The CART tree showed that patients with a BMI of less than or equal to 20.8 kg/m2 had the longest PFS compared to those with a BMI greater than 20.8 kg/m2 (15.2 vs. 9.1 months). A previous study reported that physical size may also affect pharmacokinetics.17 In Ichihara et al.'s study, the median PFS of the patients with a higher BSA (≥ 1.5 m2) was significantly worse than those with a lower BSA (< 1.5 m2) (10.4 vs. 18.0 months, P = 0.019).18 A study on imatinib and BSA showed that reducing the dose of imatinib could maintain an effective blood concentration in a lower BSA group.19

In a trial measuring the plasma trough levels of gefitinib on days three (D3) and eight (D8) by high‐performance liquid chromatography in 23 EGFR mutation advanced NSCLC patients treated with 250 mg gefitinib daily, the D8/D3 ratio was considered to be the slope of the graph of the plasma concentration of gefitinib until a steady state was reached.20 The median PFS in the high D8/D3 ratio group (n = 13) was 336 vs. 38 days in the low D8/D3 rate group (n = 10). It remains unclear whether or not increasing the dose of gefitinib could improve the efficacy in patients with EGFR mutation who have high metabolism with gefitinib.

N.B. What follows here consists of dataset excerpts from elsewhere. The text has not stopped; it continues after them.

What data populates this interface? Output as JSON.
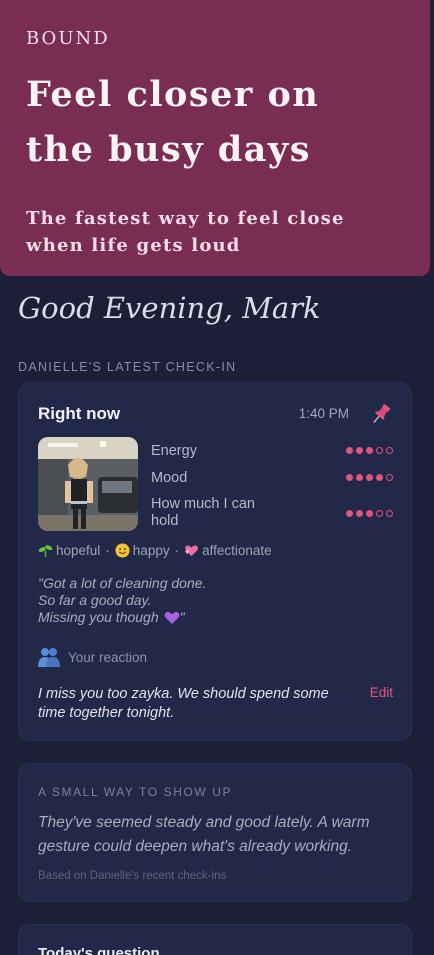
{
  "banner": {
    "brand": "BOUND",
    "headline": "Feel closer on the busy days",
    "subline": "The fastest way to feel close when life gets loud"
  },
  "greeting": "Good Evening, Mark",
  "checkin_section_label": "DANIELLE'S LATEST CHECK-IN",
  "checkin": {
    "title": "Right now",
    "time": "1:40 PM",
    "metrics": [
      {
        "label": "Energy",
        "value": 3,
        "max": 5
      },
      {
        "label": "Mood",
        "value": 4,
        "max": 5
      },
      {
        "label": "How much I can hold",
        "value": 3,
        "max": 5
      }
    ],
    "tags": [
      {
        "icon": "seedling-icon",
        "label": "hopeful"
      },
      {
        "icon": "smile-icon",
        "label": "happy"
      },
      {
        "icon": "heart-ribbon-icon",
        "label": "affectionate"
      }
    ],
    "note_line1": "\"Got a lot of cleaning done.",
    "note_line2": "So far a good day.",
    "note_line3": "Missing you though",
    "reaction_label": "Your reaction",
    "reply": "I miss you too zayka. We should spend some time together tonight.",
    "edit_label": "Edit"
  },
  "gesture": {
    "label": "A SMALL WAY TO SHOW UP",
    "text": "They've seemed steady and good lately. A warm gesture could deepen what's already working.",
    "note": "Based on Danielle's recent check-ins"
  },
  "question": {
    "title": "Today's question"
  },
  "colors": {
    "background": "#1c1f35",
    "card": "#222848",
    "banner": "#7a2d52",
    "accent": "#e0557e"
  }
}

A previous trial observed that inter‐patient variability could affect the plasma concentration of gefitinib and its antitumor activities.15 Although 250 mg of gefitinib is suitable for once daily dosing, some factors could affect the metabolism of gefitinib, such as the pH of gastric juice and increased enzymatic expression.

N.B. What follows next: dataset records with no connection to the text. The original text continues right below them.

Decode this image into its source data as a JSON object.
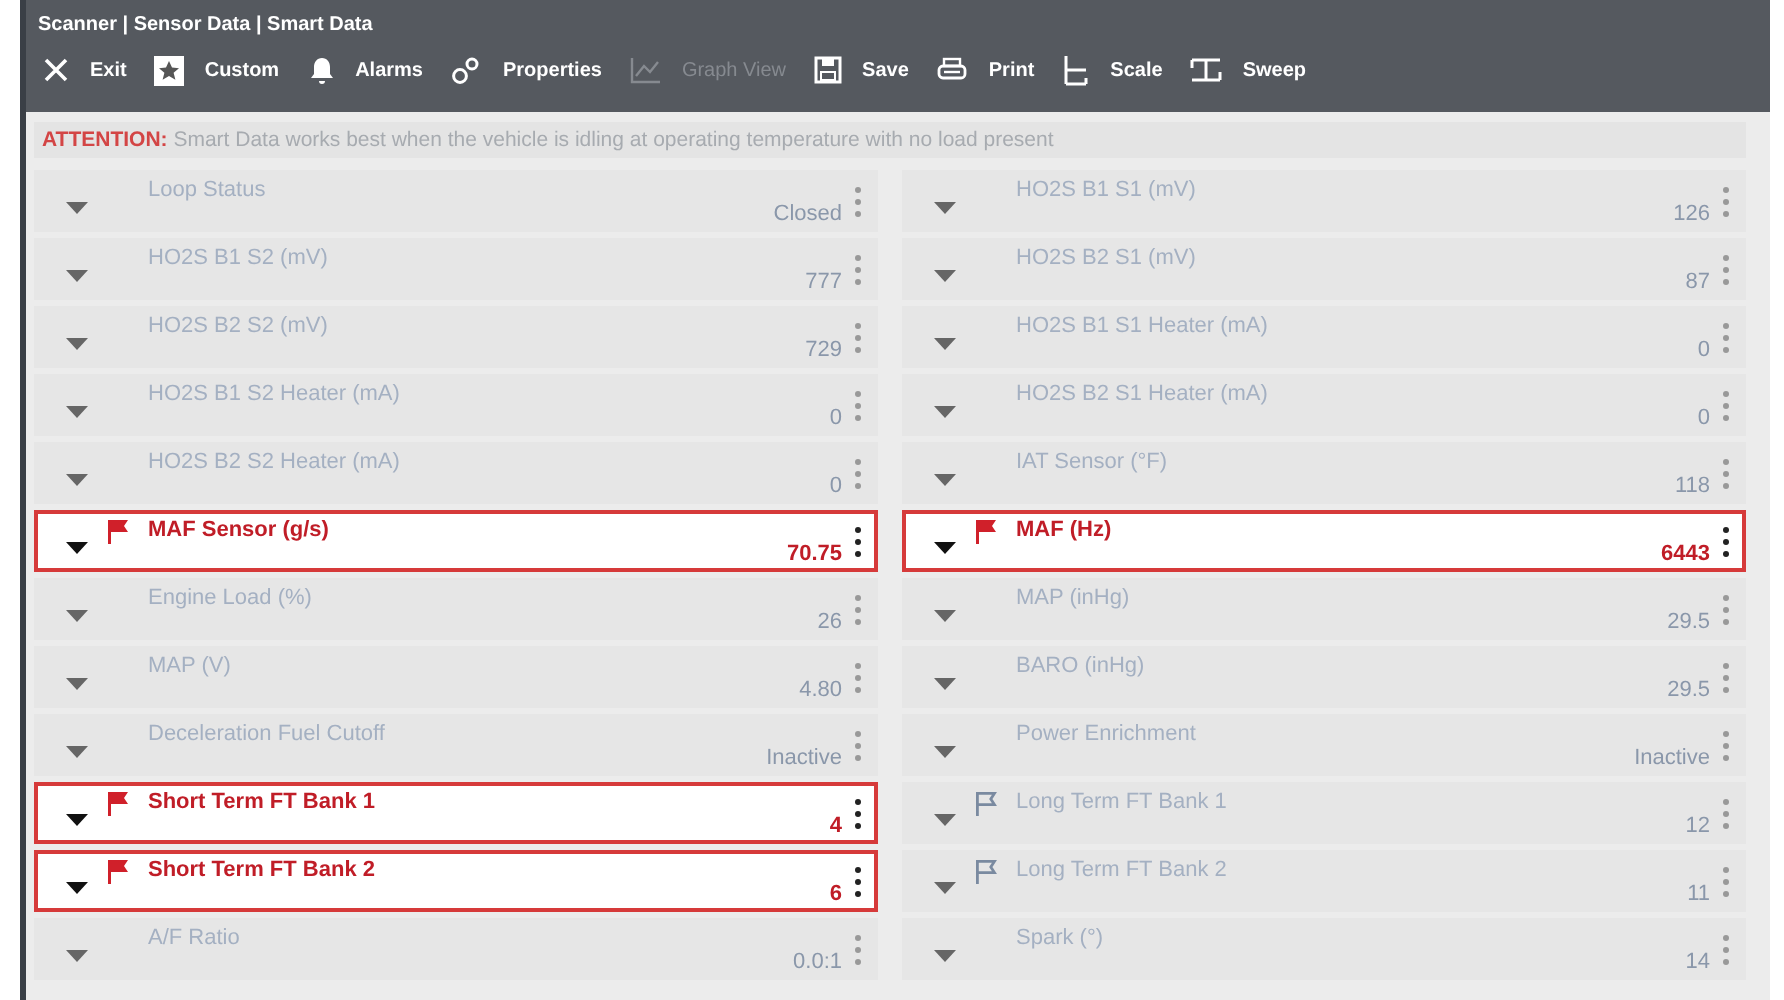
{
  "window": {
    "title": "Scanner | Sensor Data | Smart Data"
  },
  "toolbar": [
    {
      "kind": "exit",
      "label": "Exit",
      "disabled": false
    },
    {
      "kind": "custom",
      "label": "Custom",
      "disabled": false
    },
    {
      "kind": "alarms",
      "label": "Alarms",
      "disabled": false
    },
    {
      "kind": "properties",
      "label": "Properties",
      "disabled": false
    },
    {
      "kind": "graph",
      "label": "Graph View",
      "disabled": true
    },
    {
      "kind": "save",
      "label": "Save",
      "disabled": false
    },
    {
      "kind": "print",
      "label": "Print",
      "disabled": false
    },
    {
      "kind": "scale",
      "label": "Scale",
      "disabled": false
    },
    {
      "kind": "sweep",
      "label": "Sweep",
      "disabled": false
    }
  ],
  "attention": {
    "label": "ATTENTION:",
    "message": "Smart Data works best when the vehicle is idling at operating temperature with no load present"
  },
  "columns": [
    {
      "rows": [
        {
          "name": "Loop Status",
          "value": "Closed",
          "highlighted": false,
          "flagged": false
        },
        {
          "name": "HO2S B1 S2 (mV)",
          "value": "777",
          "highlighted": false,
          "flagged": false
        },
        {
          "name": "HO2S B2 S2 (mV)",
          "value": "729",
          "highlighted": false,
          "flagged": false
        },
        {
          "name": "HO2S B1 S2 Heater (mA)",
          "value": "0",
          "highlighted": false,
          "flagged": false
        },
        {
          "name": "HO2S B2 S2 Heater (mA)",
          "value": "0",
          "highlighted": false,
          "flagged": false
        },
        {
          "name": "MAF Sensor (g/s)",
          "value": "70.75",
          "highlighted": true,
          "flagged": true
        },
        {
          "name": "Engine Load (%)",
          "value": "26",
          "highlighted": false,
          "flagged": false
        },
        {
          "name": "MAP (V)",
          "value": "4.80",
          "highlighted": false,
          "flagged": false
        },
        {
          "name": "Deceleration Fuel Cutoff",
          "value": "Inactive",
          "highlighted": false,
          "flagged": false
        },
        {
          "name": "Short Term FT Bank 1",
          "value": "4",
          "highlighted": true,
          "flagged": true
        },
        {
          "name": "Short Term FT Bank 2",
          "value": "6",
          "highlighted": true,
          "flagged": true
        },
        {
          "name": "A/F Ratio",
          "value": "0.0:1",
          "highlighted": false,
          "flagged": false
        }
      ]
    },
    {
      "rows": [
        {
          "name": "HO2S B1 S1 (mV)",
          "value": "126",
          "highlighted": false,
          "flagged": false
        },
        {
          "name": "HO2S B2 S1 (mV)",
          "value": "87",
          "highlighted": false,
          "flagged": false
        },
        {
          "name": "HO2S B1 S1 Heater (mA)",
          "value": "0",
          "highlighted": false,
          "flagged": false
        },
        {
          "name": "HO2S B2 S1 Heater (mA)",
          "value": "0",
          "highlighted": false,
          "flagged": false
        },
        {
          "name": "IAT Sensor (°F)",
          "value": "118",
          "highlighted": false,
          "flagged": false
        },
        {
          "name": "MAF (Hz)",
          "value": "6443",
          "highlighted": true,
          "flagged": true
        },
        {
          "name": "MAP (inHg)",
          "value": "29.5",
          "highlighted": false,
          "flagged": false
        },
        {
          "name": "BARO (inHg)",
          "value": "29.5",
          "highlighted": false,
          "flagged": false
        },
        {
          "name": "Power Enrichment",
          "value": "Inactive",
          "highlighted": false,
          "flagged": false
        },
        {
          "name": "Long Term FT Bank 1",
          "value": "12",
          "highlighted": false,
          "flagged": true
        },
        {
          "name": "Long Term FT Bank 2",
          "value": "11",
          "highlighted": false,
          "flagged": true
        },
        {
          "name": "Spark (°)",
          "value": "14",
          "highlighted": false,
          "flagged": false
        }
      ]
    }
  ]
}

The initial split urged us to consider the importance of dose adjustment by BMI, with the knowledge that there is a correlation between BMI and pharmacokinetics.

Epidermal growth factor receptor mutation status is the most important determinant of response to TKI.4, 21 EGFR mutation includes exons 18, 19, 20 and 21. Deletion of exon 19 and L858R mutation in exon 21 are the most common mutations.21 Exon 18 and 20 are rarely mutated.

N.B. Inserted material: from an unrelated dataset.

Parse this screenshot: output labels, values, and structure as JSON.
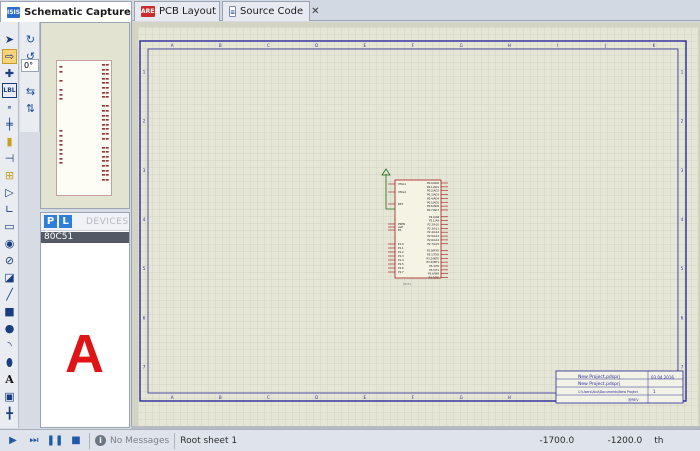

Our last split was the exon 19 mutation. PFS was better in patients with exon 19 mutation than in patients with mutations in other sites (10.3 vs. 8.2 months). Analysis of LUX‐Lung 3 and LUX‐Lung 6 in two randomized trials showed that first‐line afatinib significantly improved overall survival (OS) in patients with EGFR exon 19 deletion, but not in patients with L858R mutation.22 Combined analysis showed that OS in the exon 19 deletion and chemotherapy groups was 31.1 and 20.7 months (P = 0.0001), respectively, versus 22.1 and 26.9 months in the L858R mutation and chemotherapy groups (P = 0.16), respectively. OS in the exon 19 deletion group was better than in the exon 21 mutation group of patients who were administered gefitinib. Jackman et al. reported that patients with an exon 19 deletion had a longer median time to progression and OS compared with patients harboring an L858R mutation (14.6 vs. 9.7 months, and 30.8 vs. 14.8 months; P < 0.001).23 A retrospective study reported that patients with an exon 20 mutation had the shortest median PFS (2.1 months), followed by those with double mutations (4.2 months), exon 21 mutations (10.6 months), and exon 19 deletions (12.8 months), although they found that not all exon 19 mutation subtypes had an equally favorable response to EGFR‐TKIs.24 Therefore, exon 19 mutation as the split is convincing.

One of the limitations of our study is that BMI data were not updated because the patients received gefitinib on an outpatient basis; therefore, we obtained patient height and weight data from hospital records, which may, in turn, bias the results.

Conclusion

Classification and regression tree programs effectively segregate patients into different groups with similar clinical features in terms of survival. Patients with a lower BMI and exon 19 mutation seem to benefit more from treatment with gefitinib.

Disclosure

No authors report any conflict of interest.